3. Wait for Confirmation
   We will acknowledge receipt of your report and provide a status update as soon as possible.

4. Follow Responsible Disclosure
   Please allow us adequate time to address and mitigate the vulnerability before publicly discussing or disclosing it.

While using this project, please keep the following in mind:

• Environment Variables: Always store sensitive information like your OpenAI API key in a .env file or environment variables and never commit them to version control.
• Dependency Updates: Regularly update dependencies listed in requirements.txt to avoid using outdated or vulnerable packages.
• HTTPS: Ensure your deployment uses HTTPS to protect sensitive user data.
• Data Privacy: Do not use this project to collect or analyze sensitive personal information without explicit consent from users.

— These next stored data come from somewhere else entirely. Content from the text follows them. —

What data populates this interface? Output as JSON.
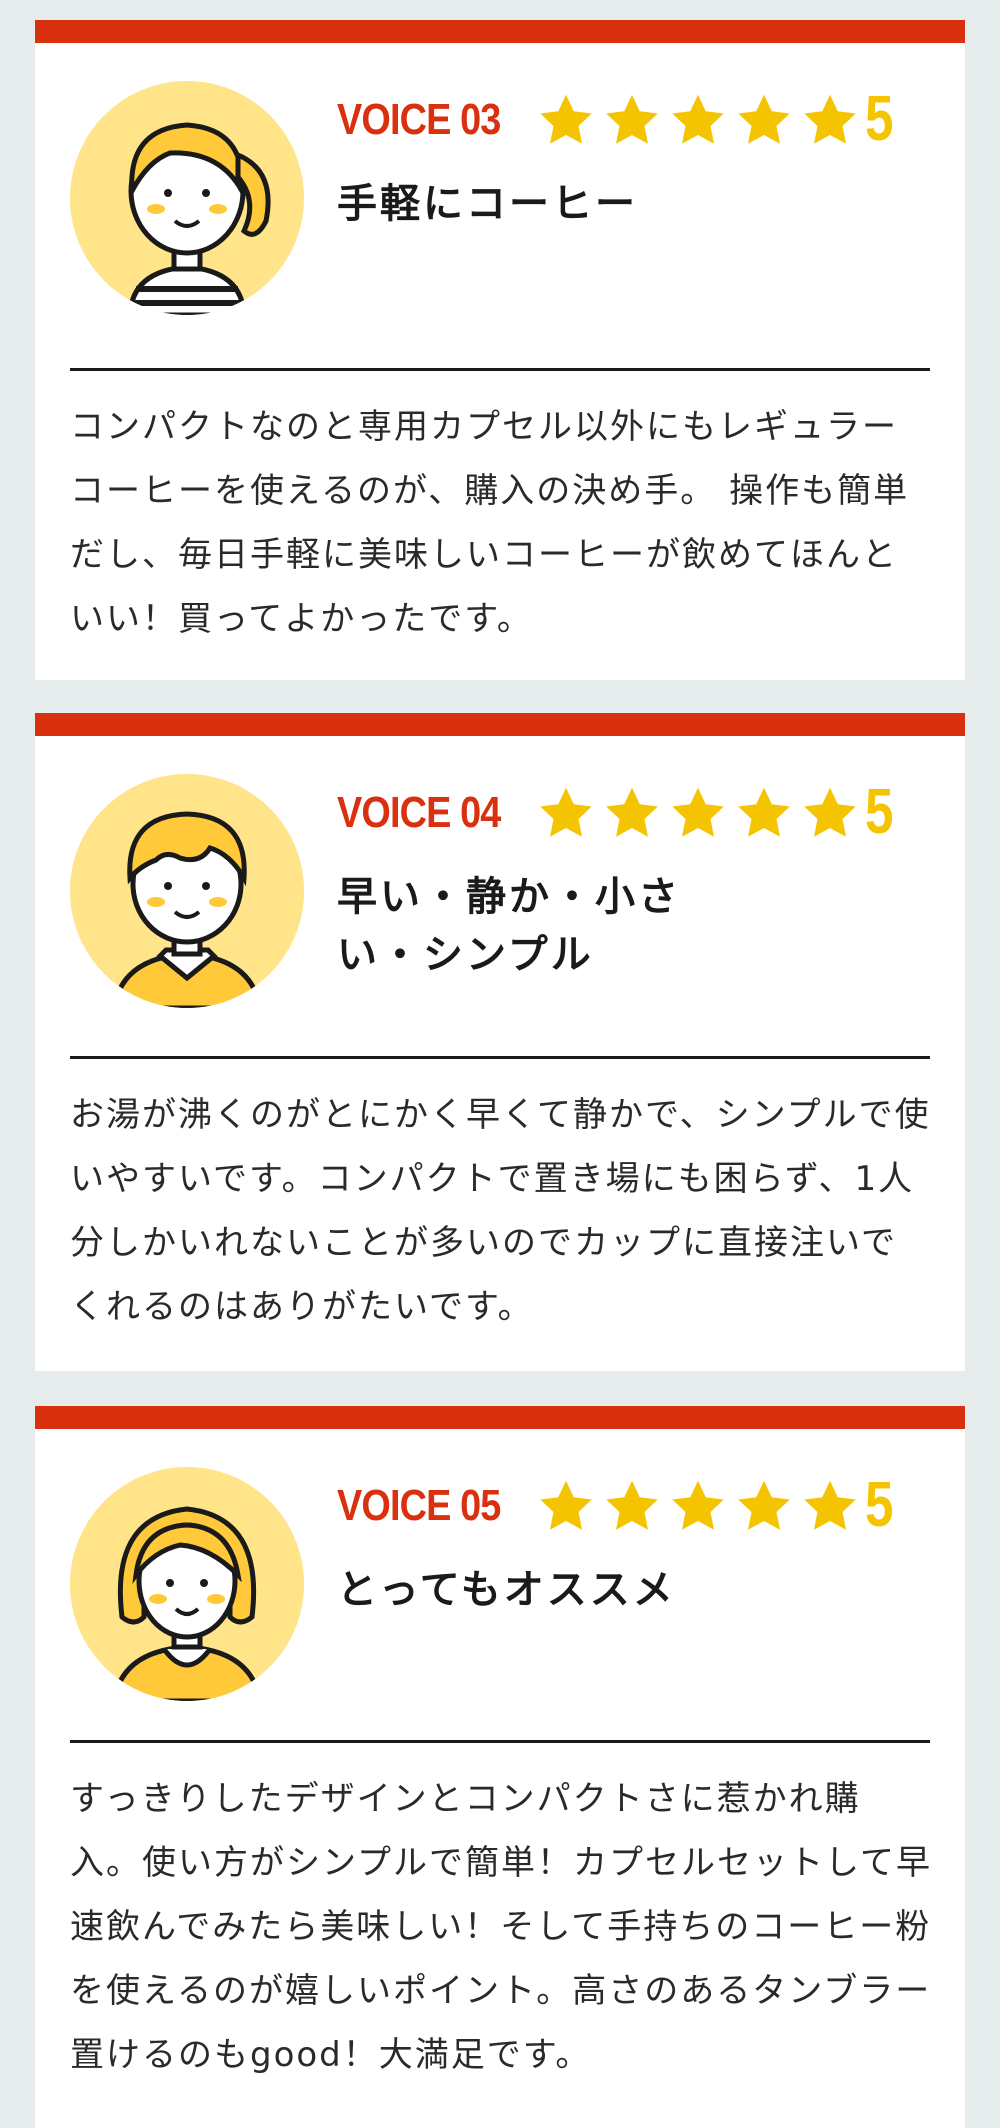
{
  "colors": {
    "accent": "#d9300f",
    "star": "#f5c400",
    "avatar_bg": "#ffe48a"
  },
  "reviews": [
    {
      "voice": "VOICE 03",
      "rating": "5",
      "title": "手軽にコーヒー",
      "avatar_icon": "woman-ponytail-avatar-icon",
      "body": "コンパクトなのと専用カプセル以外にもレギュラーコーヒーを使えるのが、購入の決め手。 操作も簡単だし、毎日手軽に美味しいコーヒーが飲めてほんといい！買ってよかったです。"
    },
    {
      "voice": "VOICE 04",
      "rating": "5",
      "title": "早い・静か・小さい・シンプル",
      "avatar_icon": "man-avatar-icon",
      "body": "お湯が沸くのがとにかく早くて静かで、シンプルで使いやすいです。コンパクトで置き場にも困らず、1人分しかいれないことが多いのでカップに直接注いでくれるのはありがたいです。"
    },
    {
      "voice": "VOICE 05",
      "rating": "5",
      "title": "とってもオススメ",
      "avatar_icon": "woman-bob-avatar-icon",
      "body": "すっきりしたデザインとコンパクトさに惹かれ購入。使い方がシンプルで簡単！カプセルセットして早速飲んでみたら美味しい！そして手持ちのコーヒー粉を使えるのが嬉しいポイント。高さのあるタンブラー置けるのもgood！大満足です。"
    }
  ]
}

This document applies only to Social Network Analyzer and not to dependencies or external APIs (e.g., OpenAI). If you discover issues in third-party tools or services, please report them directly to the respective maintainers.

Opening a public issue for security vulnerabilities is discouraged because it might:

• Expose the Vulnerability to Attackers: Sharing a vulnerability publicly before it's fixed could allow malicious actors to exploit it.
• Risk User Data or System Integrity: For projects dealing with user-provided data or APIs, publicizing vulnerabilities can compromise privacy and security.
• Delay the Fix: Public discussions about vulnerabilities may distract from the resolution process, leaving the issue exploitable for longer.

We appreciate your help in keeping Social Network Analyzer secure for everyone. Thank you for following responsible disclosure practices!